Клочки трепетали, как бабочки, в родителевых руках.
Родитель заморгал усиленно.
Он моргал до тех пор, пока слезы не потекли у него из глаз. Он стоял, равнодушный, маленький, без всякого выражения на красном сморщенном личике, моргал, и из глаз падали у него чужие слезы.
Потом он вынул обтрепанный бумажник, открыл грязными пальчиками отделение в нем и бережно засовал туда клочки.
Выпрямился господин Шефер, заложил левую ручку за спину.

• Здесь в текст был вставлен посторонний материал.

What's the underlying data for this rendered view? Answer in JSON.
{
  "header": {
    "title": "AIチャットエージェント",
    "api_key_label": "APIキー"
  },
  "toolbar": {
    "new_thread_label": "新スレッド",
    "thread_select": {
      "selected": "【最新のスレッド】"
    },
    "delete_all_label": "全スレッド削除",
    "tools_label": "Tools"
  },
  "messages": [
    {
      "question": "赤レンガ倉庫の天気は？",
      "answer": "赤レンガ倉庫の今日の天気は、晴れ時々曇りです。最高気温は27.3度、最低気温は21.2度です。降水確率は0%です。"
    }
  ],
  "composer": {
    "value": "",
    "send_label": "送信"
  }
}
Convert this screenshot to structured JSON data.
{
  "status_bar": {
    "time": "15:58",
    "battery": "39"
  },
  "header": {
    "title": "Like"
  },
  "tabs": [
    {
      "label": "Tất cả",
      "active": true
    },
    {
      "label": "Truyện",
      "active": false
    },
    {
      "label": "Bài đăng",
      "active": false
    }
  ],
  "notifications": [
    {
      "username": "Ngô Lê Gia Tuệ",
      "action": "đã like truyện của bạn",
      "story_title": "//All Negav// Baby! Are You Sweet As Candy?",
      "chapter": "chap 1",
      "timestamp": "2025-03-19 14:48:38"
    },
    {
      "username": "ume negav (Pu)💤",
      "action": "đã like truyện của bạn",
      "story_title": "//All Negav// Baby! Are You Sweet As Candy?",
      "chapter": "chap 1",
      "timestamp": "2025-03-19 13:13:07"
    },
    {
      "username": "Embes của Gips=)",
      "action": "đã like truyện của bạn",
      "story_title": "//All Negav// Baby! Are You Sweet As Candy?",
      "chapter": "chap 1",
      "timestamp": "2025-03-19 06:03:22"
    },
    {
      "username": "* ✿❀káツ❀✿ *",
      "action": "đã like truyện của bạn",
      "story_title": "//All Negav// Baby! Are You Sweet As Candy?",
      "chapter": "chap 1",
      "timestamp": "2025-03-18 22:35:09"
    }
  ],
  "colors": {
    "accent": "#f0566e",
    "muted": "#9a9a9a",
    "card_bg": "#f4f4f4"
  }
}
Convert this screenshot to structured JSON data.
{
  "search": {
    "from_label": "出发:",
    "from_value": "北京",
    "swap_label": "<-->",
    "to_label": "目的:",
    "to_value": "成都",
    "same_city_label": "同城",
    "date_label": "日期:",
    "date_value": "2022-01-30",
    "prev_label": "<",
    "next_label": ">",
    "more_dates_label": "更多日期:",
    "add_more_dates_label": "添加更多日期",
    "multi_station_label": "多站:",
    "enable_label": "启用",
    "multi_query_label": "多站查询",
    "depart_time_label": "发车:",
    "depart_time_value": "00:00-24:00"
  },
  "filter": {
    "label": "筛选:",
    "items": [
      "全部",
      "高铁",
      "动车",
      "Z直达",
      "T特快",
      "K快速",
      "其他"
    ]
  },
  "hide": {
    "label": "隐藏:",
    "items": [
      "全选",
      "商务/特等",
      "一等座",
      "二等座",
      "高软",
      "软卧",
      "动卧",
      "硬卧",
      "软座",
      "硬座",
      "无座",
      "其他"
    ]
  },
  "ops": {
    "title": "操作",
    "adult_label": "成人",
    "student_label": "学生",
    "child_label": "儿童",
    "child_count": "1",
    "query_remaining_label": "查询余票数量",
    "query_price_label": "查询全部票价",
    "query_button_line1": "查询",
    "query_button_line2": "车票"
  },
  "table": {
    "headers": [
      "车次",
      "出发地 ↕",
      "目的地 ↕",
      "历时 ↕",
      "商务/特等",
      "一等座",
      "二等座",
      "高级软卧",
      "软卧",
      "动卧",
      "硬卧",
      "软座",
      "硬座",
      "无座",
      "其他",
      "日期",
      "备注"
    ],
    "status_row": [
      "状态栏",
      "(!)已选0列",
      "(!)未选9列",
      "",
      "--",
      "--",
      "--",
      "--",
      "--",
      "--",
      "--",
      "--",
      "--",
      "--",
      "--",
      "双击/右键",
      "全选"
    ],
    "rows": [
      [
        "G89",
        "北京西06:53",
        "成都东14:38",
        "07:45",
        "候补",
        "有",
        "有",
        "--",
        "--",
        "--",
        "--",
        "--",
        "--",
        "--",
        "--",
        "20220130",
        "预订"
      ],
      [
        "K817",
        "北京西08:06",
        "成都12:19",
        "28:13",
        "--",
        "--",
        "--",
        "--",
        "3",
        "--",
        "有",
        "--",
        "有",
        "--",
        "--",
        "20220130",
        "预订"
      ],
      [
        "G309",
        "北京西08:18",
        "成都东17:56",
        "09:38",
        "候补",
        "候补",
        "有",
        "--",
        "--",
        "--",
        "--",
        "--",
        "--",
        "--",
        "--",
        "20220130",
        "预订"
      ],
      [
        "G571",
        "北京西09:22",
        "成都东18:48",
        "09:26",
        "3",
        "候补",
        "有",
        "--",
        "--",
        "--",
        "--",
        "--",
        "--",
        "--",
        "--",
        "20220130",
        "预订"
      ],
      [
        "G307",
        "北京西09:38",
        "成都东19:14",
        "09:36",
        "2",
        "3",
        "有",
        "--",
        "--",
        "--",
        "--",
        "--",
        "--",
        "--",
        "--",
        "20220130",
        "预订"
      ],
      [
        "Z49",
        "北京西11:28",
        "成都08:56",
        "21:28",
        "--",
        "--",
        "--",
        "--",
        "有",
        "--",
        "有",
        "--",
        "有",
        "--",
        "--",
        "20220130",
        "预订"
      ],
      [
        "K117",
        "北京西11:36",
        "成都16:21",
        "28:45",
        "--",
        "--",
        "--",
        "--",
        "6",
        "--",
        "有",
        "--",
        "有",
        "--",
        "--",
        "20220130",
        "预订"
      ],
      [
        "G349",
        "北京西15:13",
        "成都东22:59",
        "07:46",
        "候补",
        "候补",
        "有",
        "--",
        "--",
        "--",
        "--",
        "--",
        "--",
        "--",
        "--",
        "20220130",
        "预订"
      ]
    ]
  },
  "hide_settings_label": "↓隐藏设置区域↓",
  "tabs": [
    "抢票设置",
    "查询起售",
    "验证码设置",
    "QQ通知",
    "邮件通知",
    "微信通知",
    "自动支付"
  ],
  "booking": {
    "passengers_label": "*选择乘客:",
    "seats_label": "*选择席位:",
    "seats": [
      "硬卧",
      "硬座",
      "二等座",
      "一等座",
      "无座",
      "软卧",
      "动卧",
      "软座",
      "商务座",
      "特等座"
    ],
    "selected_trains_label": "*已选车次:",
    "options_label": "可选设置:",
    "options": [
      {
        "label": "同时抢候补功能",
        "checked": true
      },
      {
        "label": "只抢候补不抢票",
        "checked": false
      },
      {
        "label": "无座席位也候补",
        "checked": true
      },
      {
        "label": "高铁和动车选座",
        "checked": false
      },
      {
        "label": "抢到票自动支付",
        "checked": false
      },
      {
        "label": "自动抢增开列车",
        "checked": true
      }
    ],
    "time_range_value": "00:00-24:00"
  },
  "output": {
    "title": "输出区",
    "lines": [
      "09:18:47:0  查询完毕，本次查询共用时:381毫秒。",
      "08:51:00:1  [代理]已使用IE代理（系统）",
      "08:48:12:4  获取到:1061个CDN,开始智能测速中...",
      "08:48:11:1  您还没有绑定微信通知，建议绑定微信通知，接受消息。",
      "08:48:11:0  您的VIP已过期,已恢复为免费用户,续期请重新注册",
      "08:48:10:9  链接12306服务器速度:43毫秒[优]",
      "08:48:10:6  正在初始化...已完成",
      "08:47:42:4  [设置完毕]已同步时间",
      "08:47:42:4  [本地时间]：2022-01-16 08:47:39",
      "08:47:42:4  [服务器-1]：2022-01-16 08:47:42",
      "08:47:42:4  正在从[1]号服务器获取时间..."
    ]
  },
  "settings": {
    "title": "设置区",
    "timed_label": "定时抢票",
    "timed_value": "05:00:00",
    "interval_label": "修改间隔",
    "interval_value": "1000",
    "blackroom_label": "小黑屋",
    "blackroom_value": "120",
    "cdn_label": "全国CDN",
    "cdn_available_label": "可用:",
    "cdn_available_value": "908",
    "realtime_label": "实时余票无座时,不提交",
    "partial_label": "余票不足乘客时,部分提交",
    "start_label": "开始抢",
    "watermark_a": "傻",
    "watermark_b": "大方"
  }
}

Сделал он шаг к Грибоедову. Низко поклонился.
– Ехсеllenz, – сказал он важно и медленно, – честь имею откланяться. Эту женщину, – он ткнул пальчиком в немку, – вижу я, – он ткнул себя в грудь, – в первый раз.
И он поднял палец строго. А потом согнулся и засеменил прочь, не оглядываясь, маленький седенький немец, в новой чистой рубашке, на которой не хватало пуговиц.
Грибоедов сделал знак. Сеид и немка пошли прочь со двора. Немка шла медленно. Двое мальчиков цеплялись за ее широкие шальвары. Казаки смотрели ей вслед.
Пойдет старенький немец на базар, купит овса для катера и будет торговаться, и по равнодушному лицу будут течь слезы, потом он вынет красный большой платок из кармана, высморкается, закурит аккуратно вонючую трубку и затрусит дни и ночи по дурным дорогам. И дома он сразу возьмет топорик наколоть дров, и будет их колоть каждый день, и за десять лет так ничего и не скажет об этой поездке своей рыхлой старухе.